Originally posted by Sher:
Got my system screwed once more by 360 IS and it was a pain the back side to recover it in the end.

Originally posted by Sher:
Screw Microsoft!

I could go on but I think we all get the point. Many of these poorly considered comments are slanderous in the truest sense of the word. You cannot continue to make statements such as the ones listed here, and I only posted a few. If you have something to say then back it up with some real world facts. Many reps from security companies frequent this forum to lend their knowledge to people here, and in most cases to help people who are having issues with a particular product. You can make thoughtful remarks about a product and at the same time express frustration without it degenerating into vitriolic speech. If we all spoke as Sher often does then many of these reps would avoid coming here at all. Why should they? They can take constructive criticism as they should, and they do expect it. But posts like the ones made by Sher are not constructive in nature and should not be tolerated. Period! Sher, you take absolutely zero responsibility for any of the poor results you have encountered. Do you really think its not you but the rest of the world that's wrong? In this scenario the rest of the world would be all the security products, the companies that make them, and the majority of forum members here at Wilders. I truly do not want this to turn into a flame war which accomplishes nothing. All I am asking is that we acknowledge this kind of behavior has no place here. I am saying that to you Sher because I think you can probably do better. You should at least make an attempt at expressing yourself in a constructive way and talk about facts. If you are having trouble then ask for help. There are so many knowledgeable members here that would offer help so fast it would make your head spin. I know many of the people here and they love nothing better than lending a hand to another member. Please stop the bashing and give some regard for the negative impact it has. I don't think you want a reputation for making stupid comments as your signature in this forum. What do you say?

 

A LOT of work so you can run a product that isn't properly maintained, don't you think? Easier to just uninstall that crap, toss on MBAM+Immunet for a few months until they actually fix their product. I cannot believe anyone would downgrade an OS over an AV product!

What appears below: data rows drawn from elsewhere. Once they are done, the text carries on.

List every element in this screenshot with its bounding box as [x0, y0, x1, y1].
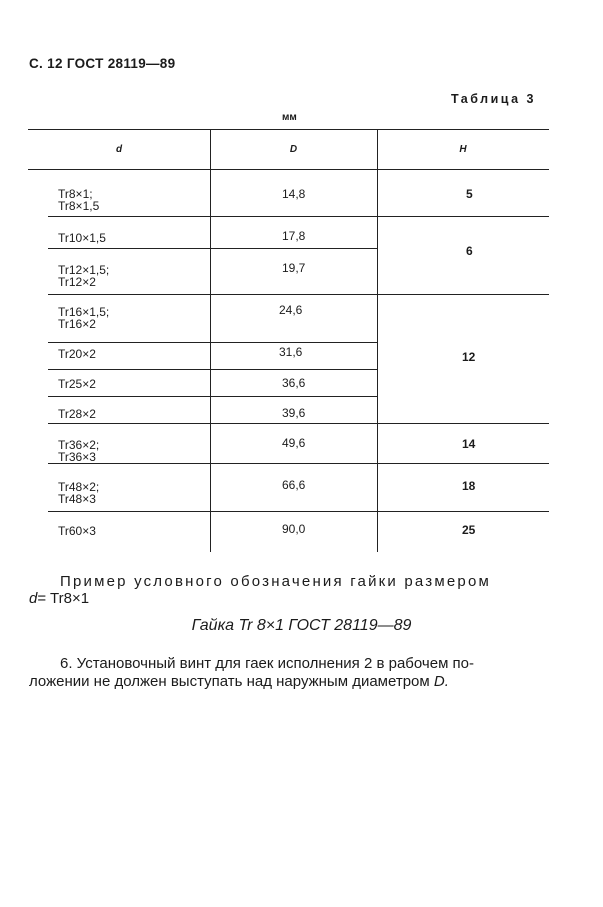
- page-header: С. 12 ГОСТ 28119—89: [29, 56, 176, 71]
- table-row: [58, 481, 99, 505]
- H-cell: 5: [466, 187, 473, 201]
- D-cell: 19,7: [282, 261, 306, 275]
- table-row: [58, 232, 106, 244]
- table-row: [58, 378, 96, 390]
- table-row: [58, 408, 96, 420]
- d-cell: Tr48×2;: [58, 480, 100, 494]
- table-row: [58, 264, 109, 288]
- d-cell: Tr16×1,5;: [58, 305, 110, 319]
- d-cell: Tr25×2: [58, 377, 96, 391]
- table-row: [58, 348, 96, 360]
- column-header-D: D: [289, 144, 298, 155]
- example-size: [29, 590, 89, 607]
- table-row: [58, 525, 96, 537]
- H-cell: 25: [462, 523, 476, 537]
- D-cell: 90,0: [282, 522, 306, 536]
- table-row: [58, 439, 99, 463]
- d-cell: Tr8×1;: [58, 187, 93, 201]
- D-cell: 36,6: [282, 376, 306, 390]
- d-cell: Tr8×1,5: [58, 199, 100, 213]
- table-row: [58, 188, 99, 212]
- paragraph-6-text: ложении не должен выступать над наружным диаметром: [29, 673, 430, 690]
- example-value: = Tr8×1: [37, 590, 90, 607]
- d-cell: Tr20×2: [58, 347, 96, 361]
- H-cell: 14: [462, 437, 476, 451]
- paragraph-6-var: D.: [433, 673, 449, 690]
- d-cell: Tr36×3: [58, 450, 96, 464]
- d-cell: Tr60×3: [58, 524, 96, 538]
- D-cell: 31,6: [279, 345, 303, 359]
- D-cell: 17,8: [282, 229, 306, 243]
- example-var: d: [29, 590, 38, 607]
- d-cell: Tr28×2: [58, 407, 96, 421]
- table-units: мм: [282, 112, 297, 123]
- paragraph-6-line-1: 6. Установочный винт для гаек исполнения 2 в рабочем по-: [60, 655, 475, 672]
- example-designation: Гайка Tr 8×1 ГОСТ 28119—89: [191, 617, 412, 634]
- example-lead: Пример условного обозначения гайки размером: [60, 573, 492, 590]
- D-cell: 14,8: [282, 187, 306, 201]
- d-cell: Tr48×3: [58, 492, 96, 506]
- table-label: Таблица 3: [450, 92, 536, 106]
- D-cell: 49,6: [282, 436, 306, 450]
- D-cell: 39,6: [282, 406, 306, 420]
- d-cell: Tr12×2: [58, 275, 96, 289]
- column-header-d: d: [115, 144, 123, 155]
- d-cell: Tr12×1,5;: [58, 263, 110, 277]
- H-cell: 6: [466, 244, 473, 258]
- d-cell: Tr16×2: [58, 317, 96, 331]
- D-cell: 24,6: [279, 303, 303, 317]
- H-cell: 12: [462, 350, 476, 364]
- d-cell: Tr36×2;: [58, 438, 100, 452]
- table-row: [58, 306, 109, 330]
- d-cell: Tr10×1,5: [58, 231, 106, 245]
- paragraph-6-line-2: [29, 673, 449, 690]
- H-cell: 18: [462, 479, 476, 493]
- column-header-H: H: [459, 144, 467, 155]
- D-cell: 66,6: [282, 478, 306, 492]
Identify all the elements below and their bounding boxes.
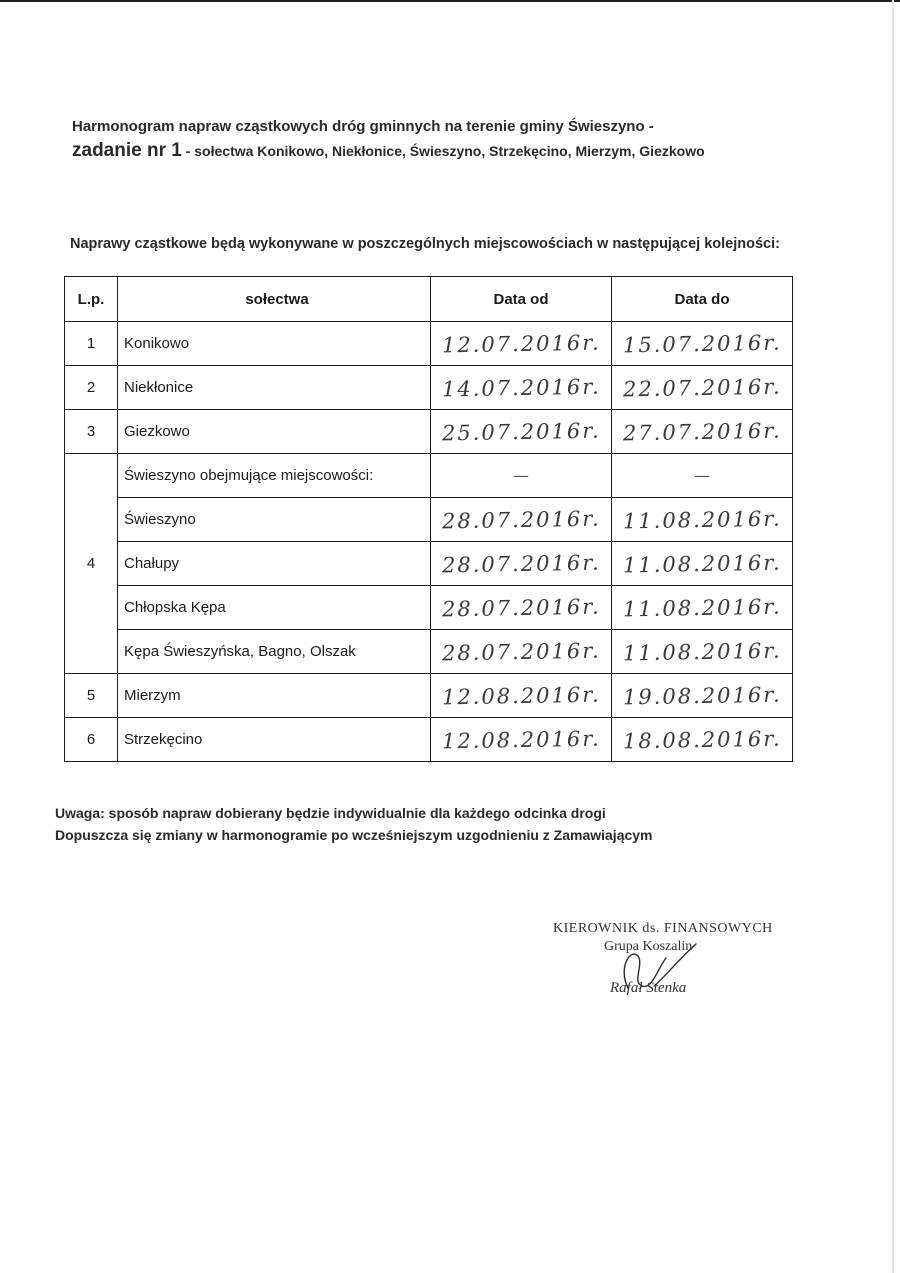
- task-label: zadanie nr 1: [72, 140, 182, 161]
- header-date-from: Data od: [431, 277, 612, 322]
- document-title: Harmonogram napraw cząstkowych dróg gminnych na terenie gminy Świeszyno -: [72, 118, 654, 135]
- village-name: Giezkowo: [118, 410, 431, 454]
- date-from-handwritten: 12.07.2016r.: [441, 330, 601, 357]
- row-number: 2: [65, 366, 118, 410]
- date-from-handwritten: 12.08.2016r.: [441, 682, 601, 709]
- table-row: [65, 454, 793, 498]
- date-from-handwritten: 12.08.2016r.: [441, 726, 601, 753]
- table-row: [65, 410, 793, 454]
- table-row: [65, 718, 793, 762]
- date-to-handwritten: 15.07.2016r.: [622, 330, 782, 357]
- table-row: [65, 674, 793, 718]
- header-village: sołectwa: [118, 277, 431, 322]
- row-number: 1: [65, 322, 118, 366]
- header-lp: L.p.: [65, 277, 118, 322]
- date-to-handwritten: 19.08.2016r.: [622, 682, 782, 709]
- table-row: [65, 366, 793, 410]
- row-number: 5: [65, 674, 118, 718]
- scan-edge-top: [0, 0, 900, 2]
- table-header-row: [65, 277, 793, 322]
- date-from-handwritten: 28.07.2016r.: [441, 506, 601, 533]
- date-to-handwritten: 11.08.2016r.: [622, 638, 782, 665]
- date-to-handwritten: 11.08.2016r.: [622, 550, 782, 577]
- date-to-handwritten: 11.08.2016r.: [622, 506, 782, 533]
- row-number: 3: [65, 410, 118, 454]
- schedule-table: [64, 276, 793, 762]
- table-row: [65, 542, 793, 586]
- date-from-dash: —: [513, 466, 529, 485]
- scan-edge-right: [892, 0, 894, 1273]
- date-to-handwritten: 22.07.2016r.: [622, 374, 782, 401]
- village-name: Chałupy: [118, 542, 431, 586]
- village-name: Konikowo: [118, 322, 431, 366]
- date-from-handwritten: 14.07.2016r.: [441, 374, 601, 401]
- task-villages: - sołectwa Konikowo, Niekłonice, Świeszyno, Strzekęcino, Mierzym, Giezkowo: [181, 143, 705, 159]
- table-row: [65, 322, 793, 366]
- village-name: Kępa Świeszyńska, Bagno, Olszak: [118, 630, 431, 674]
- date-to-handwritten: 18.08.2016r.: [622, 726, 782, 753]
- note-changes: Dopuszcza się zmiany w harmonogramie po wcześniejszym uzgodnieniu z Zamawiającym: [55, 827, 653, 843]
- village-group-name: Świeszyno obejmujące miejscowości:: [118, 454, 431, 498]
- date-from-handwritten: 28.07.2016r.: [441, 594, 601, 621]
- stamp-position: KIEROWNIK ds. FINANSOWYCH: [553, 921, 773, 936]
- date-from-handwritten: 28.07.2016r.: [441, 638, 601, 665]
- village-name: Niekłonice: [118, 366, 431, 410]
- table-row: [65, 586, 793, 630]
- village-name: Strzekęcino: [118, 718, 431, 762]
- intro-text: Naprawy cząstkowe będą wykonywane w poszczególnych miejscowościach w następującej kolejności:: [70, 236, 780, 252]
- stamp-name: Rafał Stenka: [610, 980, 687, 996]
- village-name: Świeszyno: [118, 498, 431, 542]
- table-row: [65, 630, 793, 674]
- date-to-dash: —: [694, 466, 710, 485]
- date-from-handwritten: 28.07.2016r.: [441, 550, 601, 577]
- stamp-group: Grupa Koszalin: [604, 939, 693, 954]
- row-number: 6: [65, 718, 118, 762]
- village-name: Mierzym: [118, 674, 431, 718]
- date-to-handwritten: 27.07.2016r.: [622, 418, 782, 445]
- table-row: [65, 498, 793, 542]
- header-date-to: Data do: [612, 277, 793, 322]
- village-name: Chłopska Kępa: [118, 586, 431, 630]
- date-to-handwritten: 11.08.2016r.: [622, 594, 782, 621]
- note-method: Uwaga: sposób napraw dobierany będzie indywidualnie dla każdego odcinka drogi: [55, 805, 606, 821]
- date-from-handwritten: 25.07.2016r.: [441, 418, 601, 445]
- row-number: 4: [65, 454, 118, 674]
- document-subtitle: [72, 140, 872, 162]
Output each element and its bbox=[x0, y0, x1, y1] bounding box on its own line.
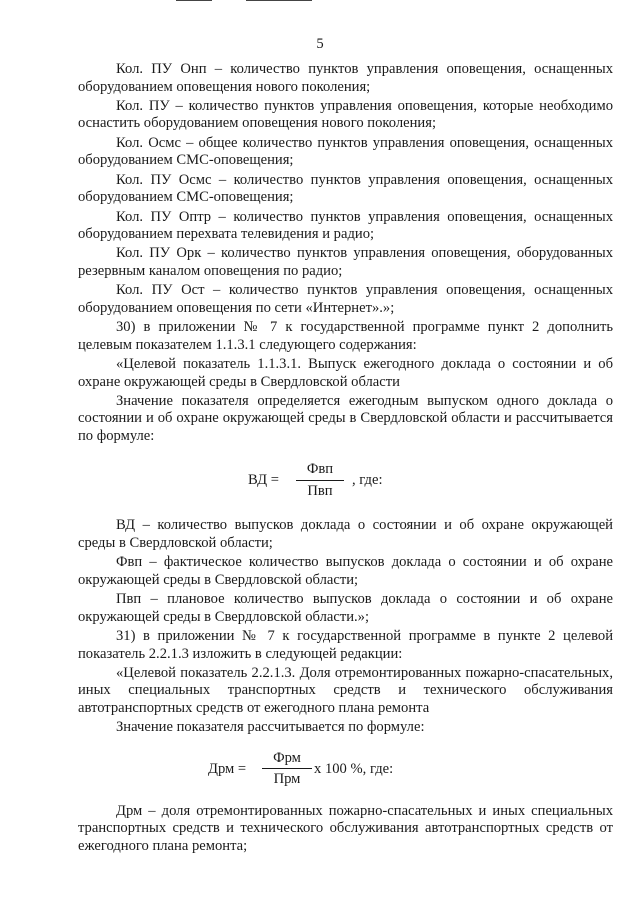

People will eventually learn 360 will cause more headaches than anything you could install on your machine. Seriously. Trust me on that one.

 

My personal opinion regarding use of firewall (for novice home users only)
1. Have faith in Windows - MS is .... great.
2. Resist temptation - the most difficult part, but follow the Bible.
3. Control your mouse & fingers - practice it when in bed.
4. Use Sandboxie if you can - even I can manage it.
5. Back up all your data regularly & hide it out of sight of your spouse.
6. Be ready to re-install Windows when neccessary - you may feel like getting a new GF.
7. Hope for your AV to catch some bugs - they actually do such things even for free.
8. Pray to the Almighty to divert malware elsewhere - (read your enemy & ex).
9. Always maintain a respectful distance from 3rd party FWs & keep your sanity.

 

Keep your personal attacks coming, you Comodo fan boy! I am least bothered about it. I stated what I felt and would continue to do so in the future. Fair enough, you find my posts stupid, simply ignore them and move on. You are not the Godfather of this forum and don't try to be so! And I am not going to indulge myself into this stupidity started by you. That does not make this forum a wonderful place either!

May God give you peace and some tolerance!

@DoctorPC: Fair enough, you find 360 IS crap just like I recently found out Comodo being dumb. Different experiences, different opinions. I respect your opinion, in the end. No problem with that.

But some die hard fan boys seem to take it rather so seriously.